Soziale Absicherung und Solidarität

Alle Juden und Jüdinnen sind füreinander verantwortlich („Kol Israel areivim seh leseh“)! Die sozialpolitischen  Einrichtungen der IKG haben sich in den vergangenen Jahren bewährt. ESRA, die Sozialkommission und Tmicha arbeiten enger denn je zusammen. Angesichts der hohen Inflation wollen wir das Sozialbudget der Gemeinde erhöhen, um die Unterstützung von Familien mit geringen Einkommen sicherzustellen. Dies ist nur mit entsprechenden Mehreinnahmen möglich. Dafür soll das erfolgreich neu aufgestellte Fundraising ausgeweitet werden. Außerdem wollen wir die Gesundheitsangebote der IKG evaluieren und weiterentwickeln (z.B. Mental-Health).

Wohnen & Lebensmittel
In der Armutsbekämpfung ist ein Ziel, dass jedes Mitglied ein Dach über dem Kopf und zu essen hat (vor allem via Sozialkommission und ESRA). Vor Chanukka, Pessach, Rosh Hashana und zu Schulbeginn soll es immer eine Hilfsaktion geben, die sicherstellt, dass armutsgefährdete Mitglieder ausreichend versorgt sind.

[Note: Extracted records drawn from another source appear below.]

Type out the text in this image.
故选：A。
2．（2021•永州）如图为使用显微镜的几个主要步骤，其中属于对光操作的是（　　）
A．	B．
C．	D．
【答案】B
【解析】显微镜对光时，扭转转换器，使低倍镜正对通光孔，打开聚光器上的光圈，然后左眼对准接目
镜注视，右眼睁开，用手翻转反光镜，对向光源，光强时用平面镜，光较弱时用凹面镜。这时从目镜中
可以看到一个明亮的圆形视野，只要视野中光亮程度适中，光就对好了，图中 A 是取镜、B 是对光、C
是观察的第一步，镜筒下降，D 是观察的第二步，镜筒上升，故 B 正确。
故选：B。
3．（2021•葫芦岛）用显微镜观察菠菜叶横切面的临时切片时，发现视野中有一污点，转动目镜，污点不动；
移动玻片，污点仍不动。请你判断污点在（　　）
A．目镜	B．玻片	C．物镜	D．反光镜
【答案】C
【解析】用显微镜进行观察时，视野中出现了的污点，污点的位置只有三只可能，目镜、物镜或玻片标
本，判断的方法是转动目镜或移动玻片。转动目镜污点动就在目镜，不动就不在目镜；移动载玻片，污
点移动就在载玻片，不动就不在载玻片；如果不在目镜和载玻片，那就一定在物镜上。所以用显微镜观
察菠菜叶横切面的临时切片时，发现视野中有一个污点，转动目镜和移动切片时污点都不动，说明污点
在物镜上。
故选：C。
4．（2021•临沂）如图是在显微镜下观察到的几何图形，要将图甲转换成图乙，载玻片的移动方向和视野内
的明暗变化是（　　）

Solide Finanzen & Konsolidierung

Vor 40 Jahren stand die Kultusgemeinde vor der Selbstaufgabe. Seither wurde massiv in die Zukunft investiert: Kindergarten und Schule, Synagogen, Maimonides-Zentrum, ESRA, JBBZ, Medien, Kultur- und Jugendarbeit und vieles mehr. Parallel dazu wurde das Immobilienvermögen der IKG ausgebaut, fast 1.000 Wohnheimeinheiten errichtet und die Mehrzahl der Zinshäuser saniert. Dieses Programm hat rund 300 Millionen Euro gekostet.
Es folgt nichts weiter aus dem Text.